For the second straight season, the Arizona Diamondbacks will be sending one of their prized southpaws to the All-Star Game.
On Saturday, Major League Baseball released its official All-Star selections, selecting pitcher Patrick Corbin and first baseman Paul Goldschmidt to represent the Diamondbacks for the National League side.
Last season, the Diamondbacks’ lone All-Star representative was rookie Wade Miley.
Like Miley in 2012, Corbin’s selection to the team was unforeseen at the outset of the season. Miley was the last player to make the Diamondbacks’ Opening Day roster in his All-Star year, slated as the team’s long reliever. Corbin had to survive, and win, a No. 5 starter gauntlet during spring training — earning the spot over teammates Tyler Skaggs and Randall Delgado — just to make the major league roster.
When Diamondbacks pitchers and catchers reported to Salt River Fields, the 23-year-old Corbin was widely considered the underdog in the competition for the last spot in the starting rotation; Skaggs was seen as the favorite. But the left-hander maneuvered his way through the Cactus League, and April, May and June of the regular season, without losing a start.
Now he’ll be representing the team whose roster he fought to make in MLB’s exhibition of its best talent.
“I just wanted to get off to a hot start wherever I went (to start the season),” Corbin said when reflecting on his season’s journey thus far. “Fortunately I made the team out of spring training, got off to a good start and kept it going.”
Corbin was undefeated until his second to last start, on July 2, which was ironically at Citi Field — the site of this season’s Midsummer Classic. Also, until then, the Diamondbacks had lost just one of Corbin’s previous 16 starts.
The unexpected progression of Corbin’s season elicits memories of Miley’s emergence last season.
Despite only making the Diamondbacks’ 25-man roster because of an injury to reliever Takashi Saito, Miley was 6-1 with a 2.41 ERA by the end of May. And his first half wasn’t a bout of isolated magic.

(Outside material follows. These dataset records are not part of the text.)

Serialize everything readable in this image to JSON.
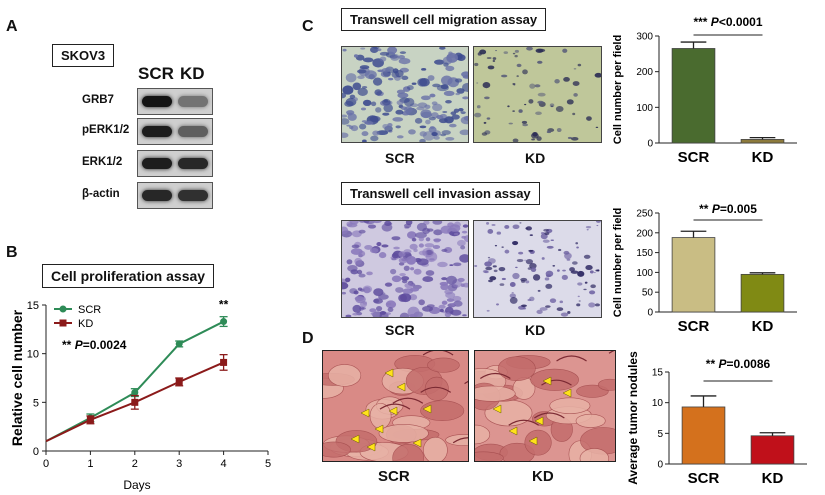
{
  "panels": {
    "a": "A",
    "b": "B",
    "c": "C",
    "d": "D"
  },
  "blot": {
    "cell_line": "SKOV3",
    "lanes": [
      "SCR",
      "KD"
    ],
    "rows": [
      {
        "label": "GRB7",
        "scr": 0.95,
        "kd": 0.45
      },
      {
        "label": "pERK1/2",
        "scr": 0.9,
        "kd": 0.55
      },
      {
        "label": "ERK1/2",
        "scr": 0.9,
        "kd": 0.85
      },
      {
        "label": "β-actin",
        "scr": 0.85,
        "kd": 0.8
      }
    ]
  },
  "proliferation": {
    "title": "Cell proliferation assay",
    "stat": "** P=0.0024",
    "day4_marker": "**",
    "chart_data": {
      "type": "line",
      "title": "Cell proliferation assay",
      "xlabel": "Days",
      "ylabel": "Relative cell number",
      "xlim": [
        0,
        5
      ],
      "ylim": [
        0,
        15
      ],
      "xticks": [
        "0",
        "1",
        "2",
        "3",
        "4",
        "5"
      ],
      "yticks": [
        "0",
        "5",
        "10",
        "15"
      ],
      "x": [
        1,
        2,
        3,
        4
      ],
      "series": [
        {
          "name": "SCR",
          "color": "#2e8b57",
          "origin": [
            0,
            1
          ],
          "values": [
            3.4,
            6.0,
            11.0,
            13.3
          ],
          "errors": [
            0.4,
            0.4,
            0.3,
            0.5
          ]
        },
        {
          "name": "KD",
          "color": "#8b1a1a",
          "origin": [
            0,
            1
          ],
          "values": [
            3.2,
            5.0,
            7.1,
            9.1
          ],
          "errors": [
            0.4,
            0.7,
            0.4,
            0.8
          ]
        }
      ]
    }
  },
  "migration": {
    "title": "Transwell cell migration assay",
    "img_labels": [
      "SCR",
      "KD"
    ],
    "stat_stars": "***",
    "stat_p": "P<0.0001",
    "chart_data": {
      "type": "bar",
      "ylabel": "Cell number per field",
      "ylim": [
        0,
        300
      ],
      "yticks": [
        "0",
        "100",
        "200",
        "300"
      ],
      "categories": [
        "SCR",
        "KD"
      ],
      "values": [
        265,
        10
      ],
      "errors": [
        18,
        5
      ],
      "colors": [
        "#4a6b2f",
        "#8c7a3c"
      ]
    }
  },
  "invasion": {
    "title": "Transwell cell invasion assay",
    "img_labels": [
      "SCR",
      "KD"
    ],
    "stat_stars": "**",
    "stat_p": "P=0.005",
    "chart_data": {
      "type": "bar",
      "ylabel": "Cell number per field",
      "ylim": [
        0,
        250
      ],
      "yticks": [
        "0",
        "50",
        "100",
        "150",
        "200",
        "250"
      ],
      "categories": [
        "SCR",
        "KD"
      ],
      "values": [
        188,
        95
      ],
      "errors": [
        16,
        4
      ],
      "colors": [
        "#c9bd84",
        "#808a14"
      ]
    }
  },
  "tumor": {
    "img_labels": [
      "SCR",
      "KD"
    ],
    "stat_stars": "**",
    "stat_p": "P=0.0086",
    "chart_data": {
      "type": "bar",
      "ylabel": "Average tumor nodules",
      "ylim": [
        0,
        15
      ],
      "yticks": [
        "0",
        "5",
        "10",
        "15"
      ],
      "categories": [
        "SCR",
        "KD"
      ],
      "values": [
        9.3,
        4.6
      ],
      "errors": [
        1.8,
        0.5
      ],
      "colors": [
        "#d4711d",
        "#c0101a"
      ]
    }
  }
}
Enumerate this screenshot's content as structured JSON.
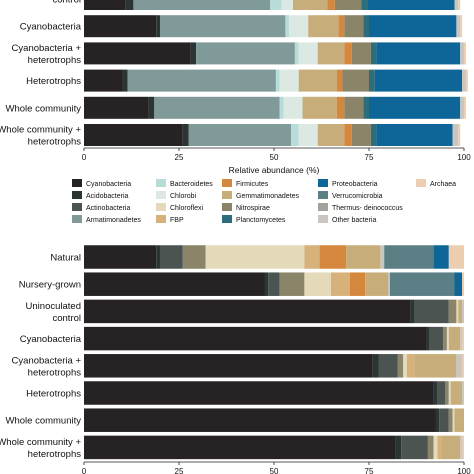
{
  "categories": [
    {
      "key": "cyanobacteria",
      "label": "Cyanobacteria",
      "color": "#272324"
    },
    {
      "key": "acidobacteria",
      "label": "Acidobacteria",
      "color": "#2b3634"
    },
    {
      "key": "actinobacteria",
      "label": "Actinobacteria",
      "color": "#4b5451"
    },
    {
      "key": "armatimonadetes",
      "label": "Armatimonadetes",
      "color": "#7f9a98"
    },
    {
      "key": "bacteroidetes",
      "label": "Bacteroidetes",
      "color": "#b8dcd7"
    },
    {
      "key": "chlorobi",
      "label": "Chlorobi",
      "color": "#dce9e2"
    },
    {
      "key": "chloroflexi",
      "label": "Chloroflexi",
      "color": "#e4d9b9"
    },
    {
      "key": "fbp",
      "label": "FBP",
      "color": "#d6b27a"
    },
    {
      "key": "firmicutes",
      "label": "Firmicutes",
      "color": "#d5883d"
    },
    {
      "key": "gemmatimonadetes",
      "label": "Gemmatimonadetes",
      "color": "#c7ad79"
    },
    {
      "key": "nitrospirae",
      "label": "Nitrospirae",
      "color": "#8a8468"
    },
    {
      "key": "planctomycetes",
      "label": "Planctomycetes",
      "color": "#2c6e7b"
    },
    {
      "key": "proteobacteria",
      "label": "Proteobacteria",
      "color": "#0e6597"
    },
    {
      "key": "verrucomicrobia",
      "label": "Verrucomicrobia",
      "color": "#5c7f86"
    },
    {
      "key": "thermus",
      "label": "Thermus- deinococcus",
      "color": "#a3a19b"
    },
    {
      "key": "other",
      "label": "Other bacteria",
      "color": "#c9c6c0"
    },
    {
      "key": "archaea",
      "label": "Archaea",
      "color": "#eccdb0"
    }
  ],
  "chart_data": [
    {
      "type": "bar",
      "orientation": "horizontal",
      "stacked": true,
      "xlabel": "Relative abundance (%)",
      "xlim": [
        0,
        100
      ],
      "xticks": [
        "0",
        "25",
        "50",
        "75",
        "100"
      ],
      "grid": false,
      "categories": [
        {
          "lines": [
            "control"
          ]
        },
        {
          "lines": [
            "Cyanobacteria"
          ]
        },
        {
          "lines": [
            "Cyanobacteria +",
            "heterotrophs"
          ]
        },
        {
          "lines": [
            "Heterotrophs"
          ]
        },
        {
          "lines": [
            "Whole community"
          ]
        },
        {
          "lines": [
            "Whole community +",
            "heterotrophs"
          ]
        }
      ],
      "series": [
        {
          "key": "cyanobacteria",
          "values": [
            11,
            19,
            28,
            10,
            17,
            26
          ]
        },
        {
          "key": "acidobacteria",
          "values": [
            2,
            1,
            1.5,
            1.5,
            1.5,
            1.5
          ]
        },
        {
          "key": "armatimonadetes",
          "values": [
            36,
            33,
            26,
            39,
            33,
            27
          ]
        },
        {
          "key": "bacteroidetes",
          "values": [
            3,
            1,
            1,
            1,
            1,
            2
          ]
        },
        {
          "key": "chlorobi",
          "values": [
            3,
            5,
            5,
            5,
            5,
            5
          ]
        },
        {
          "key": "gemmatimonadetes",
          "values": [
            9,
            8,
            7,
            10,
            9,
            7
          ]
        },
        {
          "key": "firmicutes",
          "values": [
            2,
            1.5,
            2,
            1.5,
            2,
            2
          ]
        },
        {
          "key": "nitrospirae",
          "values": [
            7,
            5,
            5,
            7,
            5,
            5
          ]
        },
        {
          "key": "planctomycetes",
          "values": [
            1.5,
            1.5,
            1.5,
            1.5,
            1.5,
            1.5
          ]
        },
        {
          "key": "proteobacteria",
          "values": [
            23,
            23,
            22,
            23,
            24,
            20
          ]
        },
        {
          "key": "other",
          "values": [
            1,
            1,
            1,
            1,
            1,
            1.5
          ]
        },
        {
          "key": "archaea",
          "values": [
            0.5,
            0.5,
            0.5,
            0.5,
            0.5,
            0.5
          ]
        }
      ]
    },
    {
      "type": "bar",
      "orientation": "horizontal",
      "stacked": true,
      "xlim": [
        0,
        100
      ],
      "xticks": [
        "0",
        "25",
        "50",
        "75",
        "100"
      ],
      "grid": false,
      "categories": [
        {
          "lines": [
            "Natural"
          ]
        },
        {
          "lines": [
            "Nursery-grown"
          ]
        },
        {
          "lines": [
            "Uninoculated",
            "control"
          ]
        },
        {
          "lines": [
            "Cyanobacteria"
          ]
        },
        {
          "lines": [
            "Cyanobacteria +",
            "heterotrophs"
          ]
        },
        {
          "lines": [
            "Heterotrophs"
          ]
        },
        {
          "lines": [
            "Whole community"
          ]
        },
        {
          "lines": [
            "Whole community +",
            "heterotrophs"
          ]
        }
      ],
      "series": [
        {
          "key": "cyanobacteria",
          "values": [
            19,
            47.5,
            86,
            90,
            76,
            92,
            92.5,
            82
          ]
        },
        {
          "key": "acidobacteria",
          "values": [
            1,
            1,
            1,
            1,
            1.5,
            1,
            1,
            1.5
          ]
        },
        {
          "key": "actinobacteria",
          "values": [
            6,
            3,
            9,
            3.5,
            5,
            2,
            2.5,
            7
          ]
        },
        {
          "key": "nitrospirae",
          "values": [
            6,
            6.5,
            2,
            1,
            1.5,
            1,
            1,
            1.5
          ]
        },
        {
          "key": "chloroflexi",
          "values": [
            26,
            7,
            0.5,
            0.5,
            1,
            0.5,
            0.5,
            1
          ]
        },
        {
          "key": "fbp",
          "values": [
            4,
            5,
            0,
            0,
            2,
            0,
            0,
            1
          ]
        },
        {
          "key": "firmicutes",
          "values": [
            7,
            4,
            0,
            0,
            0,
            0,
            0,
            0
          ]
        },
        {
          "key": "gemmatimonadetes",
          "values": [
            9,
            6,
            1,
            3,
            11,
            3,
            2.5,
            5
          ]
        },
        {
          "key": "other",
          "values": [
            1,
            0.5,
            0.5,
            0.5,
            1.5,
            0.5,
            0,
            0.5
          ]
        },
        {
          "key": "verrucomicrobia",
          "values": [
            13,
            17,
            0,
            0,
            0,
            0,
            0,
            0
          ]
        },
        {
          "key": "proteobacteria",
          "values": [
            4,
            2,
            0,
            0,
            0,
            0,
            0,
            0
          ]
        },
        {
          "key": "archaea",
          "values": [
            4,
            0.5,
            0,
            0.5,
            0.5,
            0,
            0,
            0.5
          ]
        }
      ]
    }
  ]
}
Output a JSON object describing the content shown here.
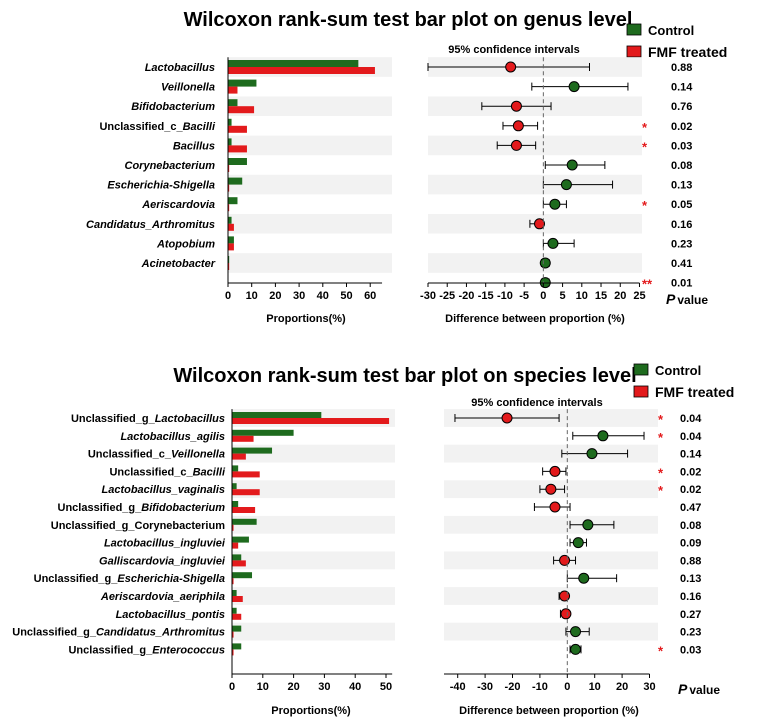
{
  "colors": {
    "control": "#1e6b1e",
    "treated": "#e31a1c",
    "stripe": "#f2f2f2",
    "star": "#e31a1c"
  },
  "legend": {
    "control": "Control",
    "treated": "FMF treated"
  },
  "ci_label": "95% confidence intervals",
  "x_label_left": "Proportions(%)",
  "x_label_right": "Difference between proportion (%)",
  "pvalue_label": {
    "p": "P",
    "rest": "value"
  },
  "chart_data": [
    {
      "type": "bar",
      "title": "Wilcoxon rank-sum test bar plot on genus level",
      "xlabel": "Proportions(%)",
      "xlim": [
        0,
        65
      ],
      "xticks": [
        0,
        10,
        20,
        30,
        40,
        50,
        60
      ],
      "rows": [
        {
          "label": [
            {
              "t": "Lactobacillus",
              "i": true
            }
          ],
          "control": 55,
          "treated": 62,
          "diff": -8.5,
          "lo": -30,
          "hi": 12,
          "p": "0.88",
          "star": ""
        },
        {
          "label": [
            {
              "t": "Veillonella",
              "i": true
            }
          ],
          "control": 12,
          "treated": 4,
          "diff": 8,
          "lo": -3,
          "hi": 22,
          "p": "0.14",
          "star": ""
        },
        {
          "label": [
            {
              "t": "Bifidobacterium",
              "i": true
            }
          ],
          "control": 4,
          "treated": 11,
          "diff": -7,
          "lo": -16,
          "hi": 2,
          "p": "0.76",
          "star": ""
        },
        {
          "label": [
            {
              "t": "Unclassified_c_",
              "i": false
            },
            {
              "t": "Bacilli",
              "i": true
            }
          ],
          "control": 1.5,
          "treated": 8,
          "diff": -6.5,
          "lo": -10.5,
          "hi": -1.5,
          "p": "0.02",
          "star": "*"
        },
        {
          "label": [
            {
              "t": "Bacillus",
              "i": true
            }
          ],
          "control": 1.5,
          "treated": 8,
          "diff": -7,
          "lo": -12,
          "hi": -2,
          "p": "0.03",
          "star": "*"
        },
        {
          "label": [
            {
              "t": "Corynebacterium",
              "i": true
            }
          ],
          "control": 8,
          "treated": 0.5,
          "diff": 7.5,
          "lo": 0.5,
          "hi": 16,
          "p": "0.08",
          "star": ""
        },
        {
          "label": [
            {
              "t": "Escherichia-Shigella",
              "i": true
            }
          ],
          "control": 6,
          "treated": 0.5,
          "diff": 6,
          "lo": 0,
          "hi": 18,
          "p": "0.13",
          "star": ""
        },
        {
          "label": [
            {
              "t": "Aeriscardovia",
              "i": true
            }
          ],
          "control": 4,
          "treated": 0.5,
          "diff": 3,
          "lo": 0,
          "hi": 6,
          "p": "0.05",
          "star": "*"
        },
        {
          "label": [
            {
              "t": "Candidatus_Arthromitus",
              "i": true
            }
          ],
          "control": 1.5,
          "treated": 2.5,
          "diff": -1,
          "lo": -3.5,
          "hi": 0,
          "p": "0.16",
          "star": ""
        },
        {
          "label": [
            {
              "t": "Atopobium",
              "i": true
            }
          ],
          "control": 2.5,
          "treated": 2.5,
          "diff": 2.5,
          "lo": 0,
          "hi": 8,
          "p": "0.23",
          "star": ""
        },
        {
          "label": [
            {
              "t": "Acinetobacter",
              "i": true
            }
          ],
          "control": 0.5,
          "treated": 0.5,
          "diff": 0.5,
          "lo": -0.5,
          "hi": 1.5,
          "p": "0.41",
          "star": ""
        },
        {
          "label": [],
          "control": 0,
          "treated": 0,
          "diff": 0.5,
          "lo": -0.5,
          "hi": 1.5,
          "p": "0.01",
          "star": "**"
        }
      ],
      "diff_xlim": [
        -30,
        25
      ],
      "diff_xticks": [
        -30,
        -25,
        -20,
        -15,
        -10,
        -5,
        0,
        5,
        10,
        15,
        20,
        25
      ]
    },
    {
      "type": "bar",
      "title": "Wilcoxon rank-sum test bar plot on species level",
      "xlabel": "Proportions(%)",
      "xlim": [
        0,
        52
      ],
      "xticks": [
        0,
        10,
        20,
        30,
        40,
        50
      ],
      "rows": [
        {
          "label": [
            {
              "t": "Unclassified_g_",
              "i": false
            },
            {
              "t": "Lactobacillus",
              "i": true
            }
          ],
          "control": 29,
          "treated": 51,
          "diff": -22,
          "lo": -41,
          "hi": -3,
          "p": "0.04",
          "star": "*"
        },
        {
          "label": [
            {
              "t": "Lactobacillus_agilis",
              "i": true
            }
          ],
          "control": 20,
          "treated": 7,
          "diff": 13,
          "lo": 2,
          "hi": 28,
          "p": "0.04",
          "star": "*"
        },
        {
          "label": [
            {
              "t": "Unclassified_c_",
              "i": false
            },
            {
              "t": "Veillonella",
              "i": true
            }
          ],
          "control": 13,
          "treated": 4.5,
          "diff": 9,
          "lo": -2,
          "hi": 22,
          "p": "0.14",
          "star": ""
        },
        {
          "label": [
            {
              "t": "Unclassified_c_",
              "i": false
            },
            {
              "t": "Bacilli",
              "i": true
            }
          ],
          "control": 2,
          "treated": 9,
          "diff": -4.5,
          "lo": -9,
          "hi": -0.5,
          "p": "0.02",
          "star": "*"
        },
        {
          "label": [
            {
              "t": "Lactobacillus_vaginalis",
              "i": true
            }
          ],
          "control": 1.5,
          "treated": 9,
          "diff": -6,
          "lo": -10,
          "hi": -1,
          "p": "0.02",
          "star": "*"
        },
        {
          "label": [
            {
              "t": "Unclassified_g_",
              "i": false
            },
            {
              "t": "Bifidobacterium",
              "i": true
            }
          ],
          "control": 2,
          "treated": 7.5,
          "diff": -4.5,
          "lo": -12,
          "hi": 1,
          "p": "0.47",
          "star": ""
        },
        {
          "label": [
            {
              "t": "Unclassified_g_Corynebacterium",
              "i": false
            }
          ],
          "control": 8,
          "treated": 0.5,
          "diff": 7.5,
          "lo": 1,
          "hi": 17,
          "p": "0.08",
          "star": ""
        },
        {
          "label": [
            {
              "t": "Lactobacillus_ingluviei",
              "i": true
            }
          ],
          "control": 5.5,
          "treated": 2,
          "diff": 4,
          "lo": 1,
          "hi": 7,
          "p": "0.09",
          "star": ""
        },
        {
          "label": [
            {
              "t": "Galliscardovia_ingluviei",
              "i": true
            }
          ],
          "control": 3,
          "treated": 4.5,
          "diff": -1,
          "lo": -5,
          "hi": 3,
          "p": "0.88",
          "star": ""
        },
        {
          "label": [
            {
              "t": "Unclassified_g_",
              "i": false
            },
            {
              "t": "Escherichia-Shigella",
              "i": true
            }
          ],
          "control": 6.5,
          "treated": 0.5,
          "diff": 6,
          "lo": 0,
          "hi": 18,
          "p": "0.13",
          "star": ""
        },
        {
          "label": [
            {
              "t": "Aeriscardovia_aeriphila",
              "i": true
            }
          ],
          "control": 1.5,
          "treated": 3.5,
          "diff": -1,
          "lo": -3,
          "hi": 0,
          "p": "0.16",
          "star": ""
        },
        {
          "label": [
            {
              "t": "Lactobacillus_pontis",
              "i": true
            }
          ],
          "control": 1.5,
          "treated": 3,
          "diff": -0.5,
          "lo": -2.5,
          "hi": 0.5,
          "p": "0.27",
          "star": ""
        },
        {
          "label": [
            {
              "t": "Unclassified_g_",
              "i": false
            },
            {
              "t": "Candidatus_Arthromitus",
              "i": true
            }
          ],
          "control": 3,
          "treated": 0.5,
          "diff": 3,
          "lo": -0.5,
          "hi": 8,
          "p": "0.23",
          "star": ""
        },
        {
          "label": [
            {
              "t": "Unclassified_g_",
              "i": false
            },
            {
              "t": "Enterococcus",
              "i": true
            }
          ],
          "control": 3,
          "treated": 0.5,
          "diff": 3,
          "lo": 1,
          "hi": 5,
          "p": "0.03",
          "star": "*"
        }
      ],
      "diff_xlim": [
        -45,
        30
      ],
      "diff_xticks": [
        -40,
        -30,
        -20,
        -10,
        0,
        10,
        20,
        30
      ]
    }
  ]
}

The southpaw finished the season as the runner-up for NL Rookie of the Year, with the Washington Nationals’ Bryce Harper taking the honors.
Corbin is on a similar trajectory, though he lost his rookie status last season, pitching 107 innings for the Diamondbacks in a handful of big league stints.
While he said he grew up watching All-Star Games, Corbin never imagined, even dreamed, he’d one day be playing in one.
“I never thought in a million years I’d be an All-Star, or even play professional baseball,” he said.
Indeed, he was projected by most to start his season in Reno and by none to be in New York at the season’s break, but on July 16, Patrick Corbin will be in his home state among baseball’s brightest stars.